The Asia/Pacific Group on Money Laundering (APG), composed of 41 member countries and supported by the World Bank, United Nations Office on Drugs and Crime, and other international organizations, said the Philippines exited its "transitional mutual evaluation follow-up."

"During the annual meeting, the Philippine delegation reported to APG membership that the casino bill has been signed into law by the President. As such, the Philippines has been taken out from APG membership action," the country's Anti-Money Laundering Council (AMLC) also recently announced on its website.

As founding member of the APG since 1997, the Philippines has committed to follow standards set by the Financial Action Task Force on Money Laundering, an intergovernmental body that seeks to combat money laundering and the financing of terrorism.

It has also agreed to enter a mutual peer review system or "mutual evaluation."

The APG said the country has made significant progress in implementing international standards against money laundering.

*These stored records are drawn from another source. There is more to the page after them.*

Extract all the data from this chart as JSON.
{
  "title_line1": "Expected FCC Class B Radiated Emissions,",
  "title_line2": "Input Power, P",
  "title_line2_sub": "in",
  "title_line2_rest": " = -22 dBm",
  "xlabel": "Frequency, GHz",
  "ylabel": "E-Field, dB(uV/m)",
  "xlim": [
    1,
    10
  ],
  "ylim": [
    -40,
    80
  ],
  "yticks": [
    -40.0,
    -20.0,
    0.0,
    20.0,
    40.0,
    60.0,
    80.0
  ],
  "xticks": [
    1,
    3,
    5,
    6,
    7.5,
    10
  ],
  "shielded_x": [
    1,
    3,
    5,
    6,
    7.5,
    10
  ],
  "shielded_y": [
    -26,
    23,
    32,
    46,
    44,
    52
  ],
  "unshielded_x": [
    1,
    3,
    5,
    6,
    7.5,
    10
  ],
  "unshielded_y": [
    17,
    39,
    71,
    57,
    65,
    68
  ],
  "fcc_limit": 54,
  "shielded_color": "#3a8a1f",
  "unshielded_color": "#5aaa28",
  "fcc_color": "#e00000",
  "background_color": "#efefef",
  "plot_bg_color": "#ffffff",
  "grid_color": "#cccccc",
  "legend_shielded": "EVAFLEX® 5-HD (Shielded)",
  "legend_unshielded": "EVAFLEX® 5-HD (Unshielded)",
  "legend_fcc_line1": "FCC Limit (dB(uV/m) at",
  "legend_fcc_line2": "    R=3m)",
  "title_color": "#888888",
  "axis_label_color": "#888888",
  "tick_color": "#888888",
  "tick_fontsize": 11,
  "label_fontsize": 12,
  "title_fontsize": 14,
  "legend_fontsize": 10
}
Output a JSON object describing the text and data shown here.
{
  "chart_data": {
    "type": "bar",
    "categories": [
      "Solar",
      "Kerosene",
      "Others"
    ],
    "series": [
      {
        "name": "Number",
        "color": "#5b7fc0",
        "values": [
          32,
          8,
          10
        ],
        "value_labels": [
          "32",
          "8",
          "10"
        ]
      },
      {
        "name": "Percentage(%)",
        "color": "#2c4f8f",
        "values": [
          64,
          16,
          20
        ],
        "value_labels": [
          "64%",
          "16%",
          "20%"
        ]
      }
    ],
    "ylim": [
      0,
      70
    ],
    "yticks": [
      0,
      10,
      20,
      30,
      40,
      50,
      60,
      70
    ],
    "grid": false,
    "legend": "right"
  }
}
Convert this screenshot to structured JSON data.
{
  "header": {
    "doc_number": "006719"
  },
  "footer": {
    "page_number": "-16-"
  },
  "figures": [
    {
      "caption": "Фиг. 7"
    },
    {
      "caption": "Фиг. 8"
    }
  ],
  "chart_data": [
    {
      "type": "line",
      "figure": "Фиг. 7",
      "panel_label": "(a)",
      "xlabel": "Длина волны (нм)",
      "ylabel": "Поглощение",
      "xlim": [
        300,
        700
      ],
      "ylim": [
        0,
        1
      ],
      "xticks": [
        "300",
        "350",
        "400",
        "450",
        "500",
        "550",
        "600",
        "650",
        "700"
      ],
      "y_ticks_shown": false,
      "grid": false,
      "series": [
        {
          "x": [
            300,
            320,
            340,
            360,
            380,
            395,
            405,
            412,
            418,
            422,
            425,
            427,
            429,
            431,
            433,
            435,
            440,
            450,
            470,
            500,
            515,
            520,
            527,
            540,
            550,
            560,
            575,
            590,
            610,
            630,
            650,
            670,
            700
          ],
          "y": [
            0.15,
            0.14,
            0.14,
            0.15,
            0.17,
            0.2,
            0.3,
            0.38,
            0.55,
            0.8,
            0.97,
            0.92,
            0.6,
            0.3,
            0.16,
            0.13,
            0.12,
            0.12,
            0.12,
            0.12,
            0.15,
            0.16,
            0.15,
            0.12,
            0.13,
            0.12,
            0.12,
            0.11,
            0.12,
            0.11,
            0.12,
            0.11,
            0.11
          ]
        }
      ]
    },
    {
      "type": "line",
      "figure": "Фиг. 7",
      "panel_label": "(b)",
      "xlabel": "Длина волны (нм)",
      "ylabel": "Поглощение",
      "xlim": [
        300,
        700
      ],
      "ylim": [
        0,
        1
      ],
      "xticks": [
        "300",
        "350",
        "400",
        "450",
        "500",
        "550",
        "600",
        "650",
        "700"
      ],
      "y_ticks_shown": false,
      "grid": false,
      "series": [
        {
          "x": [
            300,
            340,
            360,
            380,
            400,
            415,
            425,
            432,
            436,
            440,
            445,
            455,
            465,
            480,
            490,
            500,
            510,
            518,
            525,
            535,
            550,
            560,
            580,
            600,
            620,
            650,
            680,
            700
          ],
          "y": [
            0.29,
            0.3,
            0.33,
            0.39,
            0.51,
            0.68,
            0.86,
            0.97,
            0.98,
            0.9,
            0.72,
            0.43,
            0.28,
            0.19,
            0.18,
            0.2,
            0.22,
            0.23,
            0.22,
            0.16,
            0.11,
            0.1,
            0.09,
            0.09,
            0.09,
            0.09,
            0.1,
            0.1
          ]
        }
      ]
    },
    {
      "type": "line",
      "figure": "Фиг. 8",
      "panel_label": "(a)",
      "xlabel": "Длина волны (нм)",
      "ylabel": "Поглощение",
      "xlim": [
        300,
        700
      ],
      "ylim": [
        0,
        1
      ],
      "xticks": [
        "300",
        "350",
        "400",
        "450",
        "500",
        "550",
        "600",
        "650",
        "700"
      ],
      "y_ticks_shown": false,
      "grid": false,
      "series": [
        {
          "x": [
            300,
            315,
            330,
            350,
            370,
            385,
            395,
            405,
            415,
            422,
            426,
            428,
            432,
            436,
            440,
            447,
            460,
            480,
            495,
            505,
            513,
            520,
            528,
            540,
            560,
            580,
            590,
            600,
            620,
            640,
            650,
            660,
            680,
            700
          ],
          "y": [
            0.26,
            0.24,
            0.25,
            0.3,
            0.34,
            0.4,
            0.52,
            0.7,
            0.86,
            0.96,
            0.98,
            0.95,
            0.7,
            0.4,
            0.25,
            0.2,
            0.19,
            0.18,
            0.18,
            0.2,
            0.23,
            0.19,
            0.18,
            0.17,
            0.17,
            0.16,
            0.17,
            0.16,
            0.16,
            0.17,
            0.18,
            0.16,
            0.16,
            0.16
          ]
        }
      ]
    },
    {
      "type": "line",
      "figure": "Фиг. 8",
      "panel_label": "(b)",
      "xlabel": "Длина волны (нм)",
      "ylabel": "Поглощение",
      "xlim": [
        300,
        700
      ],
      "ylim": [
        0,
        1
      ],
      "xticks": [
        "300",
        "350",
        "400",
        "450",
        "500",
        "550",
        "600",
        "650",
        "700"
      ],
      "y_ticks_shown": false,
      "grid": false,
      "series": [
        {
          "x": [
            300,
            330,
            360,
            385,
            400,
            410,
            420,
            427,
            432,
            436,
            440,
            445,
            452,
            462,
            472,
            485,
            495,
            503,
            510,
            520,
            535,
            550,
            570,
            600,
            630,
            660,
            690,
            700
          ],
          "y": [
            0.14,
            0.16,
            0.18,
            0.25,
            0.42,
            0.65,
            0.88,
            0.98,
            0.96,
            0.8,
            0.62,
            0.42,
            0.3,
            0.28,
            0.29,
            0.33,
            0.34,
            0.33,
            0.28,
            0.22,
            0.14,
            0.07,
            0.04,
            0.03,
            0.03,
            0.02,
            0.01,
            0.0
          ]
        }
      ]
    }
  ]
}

Representatives from the AMLC, Securities and Exchange Commission, Insurance Commission and Office of the Ombudsman attended the 20th annual meeting of the APG in Colombo, Sri Lanka last July 17-21.

Aside from the Philippines, Afghanistan, Brunei Darussalam, Nepal, Pakistan, Chinese Taipei and Vietnam, also escaped APG action.

The APG in September 2016 gave the Philippines until June 2017 to pass an anti-money laundering legislation covering casino operations, said Senator Francis Escudero, chairman of the Senate Committee on Banks, Financial Institutions and Currencies.

Duterte signed RA 10297 on July 14, which imposes sanctions on casinos if AMLC finds them involved in unlawful activity. "The Court of Appeals may issue a freeze order which shall be effective immediately, for a period of 20 days," the law states.

Escudero in a press release on July 19 said the country also faced "potential blacklisting" by the Financial Action Task Force on Money Laundering. He hoped the country's new law would be enough for it to avoid sanctions.

The country only "barely escaped" the task force's blacklist after hackers stole $81 million from the Bangladesh Central Bank account in February 2016, he said. Senate hearings have revealed that the money was deposited to bank accounts in the Philippines before being funneled into casinos.

If blacklisted, the country would be put under stringent financial monitoring, and remittances from overseas Filipino workers would be affected, Escudero said.